I think it is better to start saving the good raw data now and wait for the processing tools to catch up, rather than try to contemporaneously process now and be stuck with the low quality artifacts that today’s processing can create.

Isn’t it illegal to record other people talking?

It depends on where you live and the situation. In most states (like New York where I live), as long as one party consents (me), then it is legal. Even in the few states that are not “one party consent”, it is likely that “incidental” recordings (unintentionally recording two people talking as they walk past you) and recordings of non-confidential conversations are fine. Lots of info here…

Isn’t it illegal to record copyrighted materials?

Maybe not when you are making an incidental recording of the copyrighted material with no plans to profit commercially from it, distribute it, or even ever listen to it yourself.

To be safe, you can always just turn off your device on your way into the Taylor Swift concert.

Only audio?

When I first started working on OrsonEar (my first attempt at capturing audio for memex purposes) many years ago, I also started the companion project OrsonEye to capture visual information. It was *way* ahead of its time and turned out to be amazingly useful – but these days I just have a bunch of Nest cameras that suck but are good enough. I played around with body-mounted memex cameras, but they attracted so much negative attention (even at nerd festivals where you’d expect people would be cooler about it). I could have warned Google about the glasshole problem long before they started working on Glass. If you pull out a Leica rangefinder, people will climb over each other to get in front of the lens but if you try to wear a crappy digital camera on your person then people want to punch you in the face. Why?

But you should get in the habit of taking lots and lots of photos with your phone. I can take a photo and have the phone back in my pocket in about a second. Do not worry about taking too many photos. Bits are cheap and someday soon it will be very easy to productively deal with your huge image collection. Turn on photo geotagging so you also record where each photo is taken.

Also turn on timeline in google maps and occasionally export your KML files. This data is so rich and so easy to acquire. Do not delete non-spam emails. Export as much of your messaging histories as possible.

Hoard your data. Bits are cheap and very soon it will be very easy to extract huge amounts of value from them!

Future directions

If anyone cares, I can do a tear-down of this specific device.

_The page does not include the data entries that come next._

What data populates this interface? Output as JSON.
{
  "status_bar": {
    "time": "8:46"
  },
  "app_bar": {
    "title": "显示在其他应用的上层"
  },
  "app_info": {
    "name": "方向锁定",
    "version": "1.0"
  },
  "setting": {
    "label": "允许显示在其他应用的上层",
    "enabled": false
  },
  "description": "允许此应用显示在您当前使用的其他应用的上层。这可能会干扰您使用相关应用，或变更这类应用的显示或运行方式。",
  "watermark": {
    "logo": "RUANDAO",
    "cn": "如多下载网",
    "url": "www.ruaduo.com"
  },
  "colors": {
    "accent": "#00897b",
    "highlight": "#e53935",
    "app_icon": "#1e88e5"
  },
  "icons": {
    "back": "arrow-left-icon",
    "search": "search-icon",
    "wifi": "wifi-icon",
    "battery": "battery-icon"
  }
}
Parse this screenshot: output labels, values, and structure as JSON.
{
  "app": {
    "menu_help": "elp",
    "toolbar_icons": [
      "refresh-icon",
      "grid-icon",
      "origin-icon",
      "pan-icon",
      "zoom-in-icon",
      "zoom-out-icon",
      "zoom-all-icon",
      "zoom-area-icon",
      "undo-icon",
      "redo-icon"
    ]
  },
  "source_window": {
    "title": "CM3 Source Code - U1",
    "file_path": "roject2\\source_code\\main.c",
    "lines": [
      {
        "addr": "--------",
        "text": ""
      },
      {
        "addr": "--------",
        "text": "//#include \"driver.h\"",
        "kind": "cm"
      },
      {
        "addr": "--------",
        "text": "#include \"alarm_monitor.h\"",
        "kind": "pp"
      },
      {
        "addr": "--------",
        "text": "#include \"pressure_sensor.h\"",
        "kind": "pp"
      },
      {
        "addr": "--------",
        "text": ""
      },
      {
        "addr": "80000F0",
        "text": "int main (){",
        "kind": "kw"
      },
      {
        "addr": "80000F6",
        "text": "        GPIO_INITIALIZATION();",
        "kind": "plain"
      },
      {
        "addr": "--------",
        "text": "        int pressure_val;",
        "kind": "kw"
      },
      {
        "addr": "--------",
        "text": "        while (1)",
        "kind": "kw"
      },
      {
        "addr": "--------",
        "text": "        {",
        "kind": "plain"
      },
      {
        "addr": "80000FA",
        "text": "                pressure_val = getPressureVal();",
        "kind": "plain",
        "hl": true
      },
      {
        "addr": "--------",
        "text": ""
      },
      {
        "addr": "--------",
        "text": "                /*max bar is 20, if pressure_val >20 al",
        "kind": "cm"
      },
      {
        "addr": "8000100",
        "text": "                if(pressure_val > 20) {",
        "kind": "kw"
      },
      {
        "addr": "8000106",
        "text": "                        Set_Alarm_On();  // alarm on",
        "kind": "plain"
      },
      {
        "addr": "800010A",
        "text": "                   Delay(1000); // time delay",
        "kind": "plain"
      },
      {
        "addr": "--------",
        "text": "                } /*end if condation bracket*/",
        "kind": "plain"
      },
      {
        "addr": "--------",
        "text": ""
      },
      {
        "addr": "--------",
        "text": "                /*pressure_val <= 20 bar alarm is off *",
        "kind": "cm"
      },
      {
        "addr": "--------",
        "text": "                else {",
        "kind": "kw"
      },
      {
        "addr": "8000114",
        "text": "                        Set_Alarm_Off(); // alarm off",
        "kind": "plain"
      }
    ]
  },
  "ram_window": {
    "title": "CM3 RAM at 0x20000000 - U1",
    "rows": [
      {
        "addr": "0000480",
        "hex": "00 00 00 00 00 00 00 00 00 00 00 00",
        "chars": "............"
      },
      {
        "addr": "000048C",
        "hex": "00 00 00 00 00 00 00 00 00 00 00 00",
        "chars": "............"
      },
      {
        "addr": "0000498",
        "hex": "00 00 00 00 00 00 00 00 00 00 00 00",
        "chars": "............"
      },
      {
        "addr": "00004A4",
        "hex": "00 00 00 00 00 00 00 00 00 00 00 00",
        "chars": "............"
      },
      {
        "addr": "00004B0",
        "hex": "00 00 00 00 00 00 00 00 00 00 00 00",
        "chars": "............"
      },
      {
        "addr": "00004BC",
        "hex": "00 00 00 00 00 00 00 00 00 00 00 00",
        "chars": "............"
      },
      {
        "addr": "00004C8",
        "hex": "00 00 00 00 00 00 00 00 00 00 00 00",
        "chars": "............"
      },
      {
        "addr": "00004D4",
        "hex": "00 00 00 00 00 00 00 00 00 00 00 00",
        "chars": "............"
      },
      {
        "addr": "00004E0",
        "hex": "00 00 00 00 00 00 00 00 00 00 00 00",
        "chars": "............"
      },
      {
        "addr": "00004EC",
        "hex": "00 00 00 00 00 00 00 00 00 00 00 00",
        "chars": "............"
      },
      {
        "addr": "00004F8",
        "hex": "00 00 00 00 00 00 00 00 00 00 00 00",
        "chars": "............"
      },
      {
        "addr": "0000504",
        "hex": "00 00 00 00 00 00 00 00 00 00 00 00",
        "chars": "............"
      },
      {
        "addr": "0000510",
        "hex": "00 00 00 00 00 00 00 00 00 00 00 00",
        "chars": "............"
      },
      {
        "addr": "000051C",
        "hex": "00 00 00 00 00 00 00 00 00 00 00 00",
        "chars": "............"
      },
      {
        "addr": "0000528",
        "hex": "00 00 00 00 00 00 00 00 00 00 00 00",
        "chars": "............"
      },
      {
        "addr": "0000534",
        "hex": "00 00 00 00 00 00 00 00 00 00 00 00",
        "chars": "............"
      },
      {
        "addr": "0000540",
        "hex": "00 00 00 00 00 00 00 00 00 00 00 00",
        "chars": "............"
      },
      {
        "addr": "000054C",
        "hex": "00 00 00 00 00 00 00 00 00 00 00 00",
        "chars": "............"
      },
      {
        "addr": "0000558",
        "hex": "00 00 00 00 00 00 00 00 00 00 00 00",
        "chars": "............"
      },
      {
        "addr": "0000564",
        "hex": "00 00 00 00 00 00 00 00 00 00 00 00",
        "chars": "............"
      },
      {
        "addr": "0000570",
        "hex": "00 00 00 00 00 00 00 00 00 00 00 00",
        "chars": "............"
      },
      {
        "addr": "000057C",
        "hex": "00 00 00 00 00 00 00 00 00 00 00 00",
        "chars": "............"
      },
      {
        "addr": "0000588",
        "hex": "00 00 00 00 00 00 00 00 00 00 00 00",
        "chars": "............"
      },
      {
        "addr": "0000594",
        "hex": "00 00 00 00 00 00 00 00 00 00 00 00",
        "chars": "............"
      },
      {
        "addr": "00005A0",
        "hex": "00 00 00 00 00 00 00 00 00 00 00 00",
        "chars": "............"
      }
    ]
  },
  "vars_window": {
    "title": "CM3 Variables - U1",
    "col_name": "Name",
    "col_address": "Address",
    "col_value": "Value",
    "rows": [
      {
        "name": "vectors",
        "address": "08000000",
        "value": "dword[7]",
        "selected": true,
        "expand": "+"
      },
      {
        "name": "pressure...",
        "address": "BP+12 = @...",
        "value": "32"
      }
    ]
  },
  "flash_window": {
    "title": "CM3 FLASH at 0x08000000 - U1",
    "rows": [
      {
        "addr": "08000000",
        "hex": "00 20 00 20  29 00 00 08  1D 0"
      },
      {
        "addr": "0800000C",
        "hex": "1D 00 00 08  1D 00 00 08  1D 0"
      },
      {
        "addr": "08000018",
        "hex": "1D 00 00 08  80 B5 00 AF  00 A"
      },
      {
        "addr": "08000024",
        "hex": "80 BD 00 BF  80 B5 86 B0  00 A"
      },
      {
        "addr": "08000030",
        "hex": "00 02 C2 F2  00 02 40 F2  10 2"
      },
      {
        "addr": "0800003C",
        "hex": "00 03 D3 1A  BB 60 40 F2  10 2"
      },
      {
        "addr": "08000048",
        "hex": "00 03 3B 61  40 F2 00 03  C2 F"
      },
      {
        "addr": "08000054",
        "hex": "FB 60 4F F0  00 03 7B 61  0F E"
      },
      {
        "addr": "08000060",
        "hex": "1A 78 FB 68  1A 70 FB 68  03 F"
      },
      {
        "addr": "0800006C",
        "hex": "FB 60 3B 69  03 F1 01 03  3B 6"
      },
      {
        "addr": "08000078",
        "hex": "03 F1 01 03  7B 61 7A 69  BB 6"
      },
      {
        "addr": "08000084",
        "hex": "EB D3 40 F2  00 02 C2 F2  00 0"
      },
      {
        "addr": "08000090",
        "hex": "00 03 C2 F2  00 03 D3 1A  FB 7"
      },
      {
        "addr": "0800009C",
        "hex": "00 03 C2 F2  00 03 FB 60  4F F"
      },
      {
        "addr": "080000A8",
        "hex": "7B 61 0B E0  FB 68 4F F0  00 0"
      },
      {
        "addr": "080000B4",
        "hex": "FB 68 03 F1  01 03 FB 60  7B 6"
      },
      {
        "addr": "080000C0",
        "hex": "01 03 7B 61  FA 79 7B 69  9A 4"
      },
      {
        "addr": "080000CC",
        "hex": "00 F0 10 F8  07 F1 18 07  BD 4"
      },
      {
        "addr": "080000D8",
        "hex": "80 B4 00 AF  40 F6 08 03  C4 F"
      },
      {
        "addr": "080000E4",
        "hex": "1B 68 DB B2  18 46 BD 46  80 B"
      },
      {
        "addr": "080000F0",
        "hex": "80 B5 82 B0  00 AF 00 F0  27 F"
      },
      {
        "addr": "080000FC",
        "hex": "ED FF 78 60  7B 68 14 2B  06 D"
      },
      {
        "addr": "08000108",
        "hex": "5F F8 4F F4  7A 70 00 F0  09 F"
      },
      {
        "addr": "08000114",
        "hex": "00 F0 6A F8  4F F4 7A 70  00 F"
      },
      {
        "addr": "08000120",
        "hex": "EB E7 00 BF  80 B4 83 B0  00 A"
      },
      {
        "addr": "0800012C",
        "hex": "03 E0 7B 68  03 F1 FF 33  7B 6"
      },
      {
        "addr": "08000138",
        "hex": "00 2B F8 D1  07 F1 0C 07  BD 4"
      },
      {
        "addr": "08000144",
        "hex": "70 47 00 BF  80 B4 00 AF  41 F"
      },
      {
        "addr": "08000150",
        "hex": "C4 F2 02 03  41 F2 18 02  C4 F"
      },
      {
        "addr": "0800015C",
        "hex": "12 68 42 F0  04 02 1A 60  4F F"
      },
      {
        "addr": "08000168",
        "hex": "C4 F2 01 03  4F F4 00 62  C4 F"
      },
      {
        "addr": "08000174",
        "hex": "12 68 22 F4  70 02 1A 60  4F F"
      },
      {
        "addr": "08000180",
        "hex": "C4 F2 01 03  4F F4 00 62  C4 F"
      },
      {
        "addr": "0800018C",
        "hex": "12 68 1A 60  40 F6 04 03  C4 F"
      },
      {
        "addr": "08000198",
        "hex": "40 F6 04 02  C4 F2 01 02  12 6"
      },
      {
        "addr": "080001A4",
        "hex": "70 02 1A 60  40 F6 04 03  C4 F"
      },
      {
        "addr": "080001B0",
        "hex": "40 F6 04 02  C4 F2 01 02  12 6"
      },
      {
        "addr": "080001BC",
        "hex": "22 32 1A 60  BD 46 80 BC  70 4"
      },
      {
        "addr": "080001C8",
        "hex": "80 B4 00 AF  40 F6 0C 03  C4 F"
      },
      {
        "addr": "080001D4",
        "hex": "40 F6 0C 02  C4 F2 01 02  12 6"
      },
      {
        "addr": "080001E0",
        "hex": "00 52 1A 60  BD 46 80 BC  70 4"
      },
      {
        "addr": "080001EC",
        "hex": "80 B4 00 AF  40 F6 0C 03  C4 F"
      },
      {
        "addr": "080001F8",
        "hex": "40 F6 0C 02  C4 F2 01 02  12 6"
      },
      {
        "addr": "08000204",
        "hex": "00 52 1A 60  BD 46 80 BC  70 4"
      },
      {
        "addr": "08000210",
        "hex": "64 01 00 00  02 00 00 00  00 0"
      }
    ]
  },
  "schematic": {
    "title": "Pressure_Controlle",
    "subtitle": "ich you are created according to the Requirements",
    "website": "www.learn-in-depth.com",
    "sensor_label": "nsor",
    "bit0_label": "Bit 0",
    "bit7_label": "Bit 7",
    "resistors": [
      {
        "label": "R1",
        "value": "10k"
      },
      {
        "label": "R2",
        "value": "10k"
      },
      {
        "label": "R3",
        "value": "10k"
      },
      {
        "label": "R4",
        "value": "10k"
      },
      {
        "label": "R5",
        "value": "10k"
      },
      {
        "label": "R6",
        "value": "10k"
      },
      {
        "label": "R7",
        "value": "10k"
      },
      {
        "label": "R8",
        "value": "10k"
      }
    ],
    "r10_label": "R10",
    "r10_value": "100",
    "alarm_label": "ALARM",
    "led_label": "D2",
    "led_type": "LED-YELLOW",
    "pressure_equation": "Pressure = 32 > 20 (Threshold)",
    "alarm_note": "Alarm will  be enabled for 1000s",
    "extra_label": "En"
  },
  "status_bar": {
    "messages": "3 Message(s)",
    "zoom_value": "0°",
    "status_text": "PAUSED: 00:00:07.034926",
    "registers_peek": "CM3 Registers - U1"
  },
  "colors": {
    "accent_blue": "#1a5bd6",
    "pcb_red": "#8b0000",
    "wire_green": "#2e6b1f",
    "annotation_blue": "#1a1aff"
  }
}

It is very simple- basically a microphone, a battery, and a flash memory.

If a lot of people care (500+?), I could make a better version of this device with…

  1. Probably could be about 1/2 the size
  2. Longer battery life
  3. Possibly better microphone and acoustic path (although the current one works way better than I would have expected!)
  4. On-device, real-time encryption
  5. More accurate time keeping
  6. Record always, even while charging
  7. Better file format than WAV
  8. BLE link to a phone so, say, an app could automatically turn recording on and off based on things like location
  9. BLE beacon that broadcasts a running hash chain, combined with an app that externally timestamps these hashes to further narrow the verifiable creation time window. Maybe the app also listens for, stores, and signs other peoples’ broadcasts too, creating a web of trust that further increases the trustworthiness of captures
  10. Waterproof
  11. Inductive charging
  12. Ability to add an external microphone (like a lav)
  13. Include a dock that automatically downloads and processes capture data

Closing statement

Everyone agrees that it is a tragedy when memories are lost due to disease. It will take some time before most people recognize the tragedy of memories lost due to indifference and phobia.


    • bigjosh2

      In theory, a phone should be the perfect device for this. In practice, I tried for several years to get this to work well and finally gave up. At least for now, having a dedicated device is just easier and works better.